Deciphering Tax Law: Boise's Strike Tax Advisory Navigates Complexities to Maximize Client Benefits Amidst Technological Challenges.

Digital transformation encompasses two main aspects. The first involves digitizing operations; transitioning from traditional paper-based and manual, local, human-dependent processes. The second aspect involves optimizing your digital infrastructure to establish intelligent workflows greatly improving overall organizational performance and scalability. By incorporating AI into both the beginning and end of their workflow, businesses can experience a significant advantage, accelerating propelling growth tenfold. As a key part of this strategy, Large Language Models (LLM) can play a pivotal role in bridging the gap between human input and machine comprehension, paving the way for more meaningful integration of AI into business workflows than was previously available to most, just a year ago.

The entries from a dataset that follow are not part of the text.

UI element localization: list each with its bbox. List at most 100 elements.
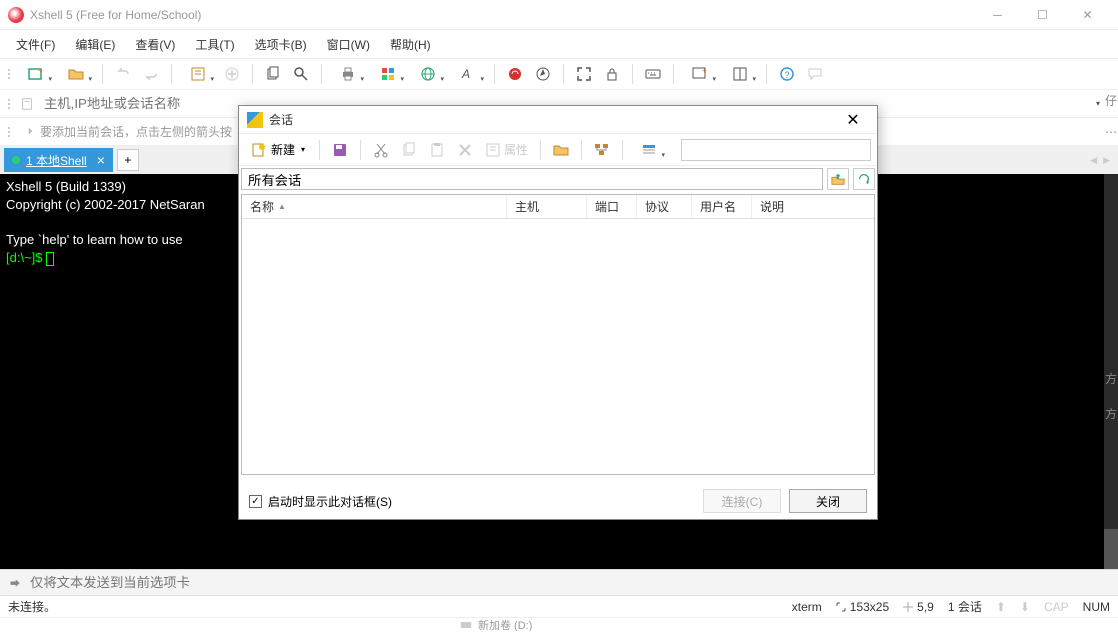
col-proto[interactable]: 协议	[637, 195, 692, 218]
chat-button[interactable]	[803, 62, 827, 86]
dialog-close-button[interactable]: ✕	[837, 108, 869, 132]
send-input[interactable]	[30, 574, 1112, 592]
new-terminal-button[interactable]: +▾	[682, 62, 718, 86]
font-button[interactable]: A▾	[450, 62, 486, 86]
dialog-icon	[247, 112, 263, 128]
svg-text:A: A	[461, 67, 470, 81]
dialog-new-label: 新建	[271, 141, 295, 158]
dialog-refresh-button[interactable]	[853, 168, 875, 190]
dialog-folder-button[interactable]	[549, 138, 573, 162]
main-toolbar: +▾ ▾ ▾ ▾ ▾ ▾ A▾ +▾ ▾ ?	[0, 58, 1118, 90]
menu-file[interactable]: 文件(F)	[8, 32, 63, 57]
reconnect-button[interactable]	[111, 62, 135, 86]
disconnect-button[interactable]	[139, 62, 163, 86]
status-size: 153x25	[836, 600, 889, 614]
titlebar: Xshell 5 (Free for Home/School) ─ ☐ ✕	[0, 0, 1118, 30]
menu-tabs[interactable]: 选项卡(B)	[247, 32, 315, 57]
pos-icon	[903, 602, 913, 612]
app-icon	[8, 7, 24, 23]
col-host[interactable]: 主机	[507, 195, 587, 218]
tab-nav-left[interactable]: ◀	[1090, 155, 1097, 166]
dialog-up-button[interactable]	[827, 168, 849, 190]
menu-view[interactable]: 查看(V)	[127, 32, 183, 57]
dialog-copy-button[interactable]	[397, 138, 421, 162]
status-up-icon: ⬆	[996, 600, 1006, 614]
dialog-startup-checkbox[interactable]: ✓ 启动时显示此对话框(S)	[249, 493, 392, 510]
dialog-tree-button[interactable]	[590, 138, 614, 162]
dialog-path-input[interactable]	[241, 168, 823, 190]
tab-add-button[interactable]: +	[117, 149, 139, 171]
open-button[interactable]: ▾	[58, 62, 94, 86]
status-term: xterm	[792, 600, 822, 614]
toolbar-grip[interactable]	[6, 69, 12, 79]
dialog-save-button[interactable]	[328, 138, 352, 162]
menu-edit[interactable]: 编辑(E)	[67, 32, 123, 57]
tab-close-icon[interactable]: ×	[97, 152, 105, 168]
status-dot-icon	[12, 156, 20, 164]
dialog-search-input[interactable]	[688, 141, 865, 159]
dialog-checkbox-label: 启动时显示此对话框(S)	[268, 493, 392, 510]
menu-window[interactable]: 窗口(W)	[319, 32, 378, 57]
dialog-new-button[interactable]: 新建 ▾	[245, 139, 311, 160]
xagent-button[interactable]	[503, 62, 527, 86]
find-button[interactable]	[289, 62, 313, 86]
menu-help[interactable]: 帮助(H)	[382, 32, 439, 57]
dialog-cut-button[interactable]	[369, 138, 393, 162]
send-menu-icon[interactable]: ⮕	[6, 575, 24, 590]
menu-tools[interactable]: 工具(T)	[187, 32, 242, 57]
svg-text:?: ?	[785, 70, 790, 80]
taskbar-strip: 新加卷 (D:)	[0, 617, 1118, 631]
lock-button[interactable]	[600, 62, 624, 86]
statusbar: 未连接。 xterm 153x25 5,9 1 会话 ⬆ ⬇ CAP NUM	[0, 595, 1118, 617]
col-port[interactable]: 端口	[587, 195, 637, 218]
dialog-list: 名称▲ 主机 端口 协议 用户名 说明	[241, 194, 875, 475]
status-cap: CAP	[1044, 600, 1069, 614]
arrow-icon[interactable]	[20, 125, 34, 139]
term-line-3: Type `help' to learn how to use	[6, 232, 186, 247]
term-prompt: [d:\~]$	[6, 250, 46, 265]
properties-button[interactable]: ▾	[180, 62, 216, 86]
minimize-button[interactable]: ─	[975, 1, 1020, 29]
close-button[interactable]: ✕	[1065, 1, 1110, 29]
tip-grip[interactable]	[6, 127, 12, 137]
drive-label: 新加卷 (D:)	[478, 617, 532, 631]
col-user[interactable]: 用户名	[692, 195, 752, 218]
address-grip[interactable]	[6, 99, 12, 109]
properties-icon	[485, 142, 501, 158]
dialog-view-button[interactable]: ▾	[631, 138, 667, 162]
dialog-toolbar: 新建 ▾ 属性 ▾	[239, 134, 877, 166]
address-dropdown[interactable]: ▾	[1096, 99, 1100, 108]
dialog-list-headers: 名称▲ 主机 端口 协议 用户名 说明	[242, 195, 874, 219]
dialog-properties-button[interactable]: 属性	[481, 138, 532, 162]
edge-hint-2: ⋯	[1104, 125, 1118, 139]
print-button[interactable]: ▾	[330, 62, 366, 86]
status-connection: 未连接。	[8, 598, 56, 615]
layout-button[interactable]: ▾	[722, 62, 758, 86]
maximize-button[interactable]: ☐	[1020, 1, 1065, 29]
cursor-icon	[46, 252, 54, 266]
dialog-connect-button: 连接(C)	[703, 489, 781, 513]
new-session-button[interactable]: +▾	[18, 62, 54, 86]
dialog-list-body[interactable]	[242, 219, 874, 474]
col-name[interactable]: 名称▲	[242, 195, 507, 218]
dialog-title: 会话	[269, 111, 837, 128]
compass-button[interactable]	[531, 62, 555, 86]
dialog-search[interactable]	[681, 139, 871, 161]
dialog-close-btn[interactable]: 关闭	[789, 489, 867, 513]
tab-local-shell[interactable]: 1 本地Shell ×	[4, 148, 113, 172]
col-desc[interactable]: 说明	[752, 195, 874, 218]
transfer-button[interactable]	[220, 62, 244, 86]
fullscreen-button[interactable]	[572, 62, 596, 86]
tab-nav-right[interactable]: ▶	[1103, 155, 1110, 166]
dialog-delete-button[interactable]	[453, 138, 477, 162]
term-line-2: Copyright (c) 2002-2017 NetSaran	[6, 197, 205, 212]
dialog-footer: ✓ 启动时显示此对话框(S) 连接(C) 关闭	[239, 483, 877, 519]
language-button[interactable]: ▾	[410, 62, 446, 86]
menubar: 文件(F) 编辑(E) 查看(V) 工具(T) 选项卡(B) 窗口(W) 帮助(…	[0, 30, 1118, 58]
keyboard-button[interactable]	[641, 62, 665, 86]
dialog-paste-button[interactable]	[425, 138, 449, 162]
help-button[interactable]: ?	[775, 62, 799, 86]
sessions-dialog: 会话 ✕ 新建 ▾ 属性 ▾	[238, 105, 878, 520]
copy-button[interactable]	[261, 62, 285, 86]
color-scheme-button[interactable]: ▾	[370, 62, 406, 86]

The impression that AI is a fad has steered businesses away from leveraging AI's capabilities to grow.
Turning real business data into LLM fuel to create a sophisticated user-facing tool.
A revolutionary user experience that efficiently accepts and processes inquiries.

The Problem
Before OpenAI's advanced Large Language Models (LLMs), AI research was fragmented into areas like image creation, OCR, spell checkers, and AlphaGo. Despite some enthusiasts' interest, the general public largely ignored AI, viewing it as unreliable and often associating it with doomsday scenarios like Terminator and Skynet. Now, discussions focus on AI's impact on jobs and its potential to revolutionize user experiences.
Consider a website as a basic web application. Users have become accustomed to navigation patterns developed over 40 years, making it easy to browse articles and switch pages. While we track metrics like bounce rates and conversions, we often overlook enhancing the user experience beyond just content searching.
Take a large school campus website as an example. It has a brochure section for prospective students, parents, and teachers, and a web application section with event calendars, class schedules, policy documents, and other essential information. Some information requires authentication, while other content is publicly accessible.


The Solution
By training a Large Language Model (LLM) with real-time data from your organization, the university can create a model that understands and responds to user intent through written or spoken input. This LLM acts as the user interface, making information more accessible than traditional website navigation.
In this solution, a standardized text and voice prompt enables an LLM-powered “chatbot” to interface with your organization’s data. User inquiries are matched with relevant data, and the LLM provides accurate, contextually aware responses. The LLM can simplify, summarize, and expand text, as well as translate and adjust tones and languages, offering more versatility than traditional chatbots.
In a typical web application, the LLM can reason to determine and execute the appropriate function or code based on user workflow. This process maps abstract concepts to specific actions, providing contextually relevant results throughout the user’s journey.

Services utilized
The Results
An AI-powered chatbot enhances user experience by efficiently addressing inquiries buried in your website. It provides tailored responses and engages users, handling questions like, “What time does Chemistry 101 meet next Spring?” or “How much will twelve credits cost?”
An integrated ETL system further simplifies data queries. For example, you can ask for a table of daily profits and item counts from the vehicles department, and the LLM will generate the SQL code and render the table. This allows your team to focus on insights and features, empowering everyone to explore and analyze data effortlessly.



Conclusion
ChatGPT and SaaS-based LLMs have mainstreamed AI in business, driving digital transformation and efficiency. To leverage this, businesses must prepare their data, streamline workflows, and centralize key information.
With AI now commoditized, differentiation depends on effective use of technology and data. Creativity in applying AI is crucial, making talent acquisition a priority. Plan and act now to stay competitive.
“Getting the right product team in place can be the difference between a SaaS success or failure. Ventive’s development structure catalyzes product success.”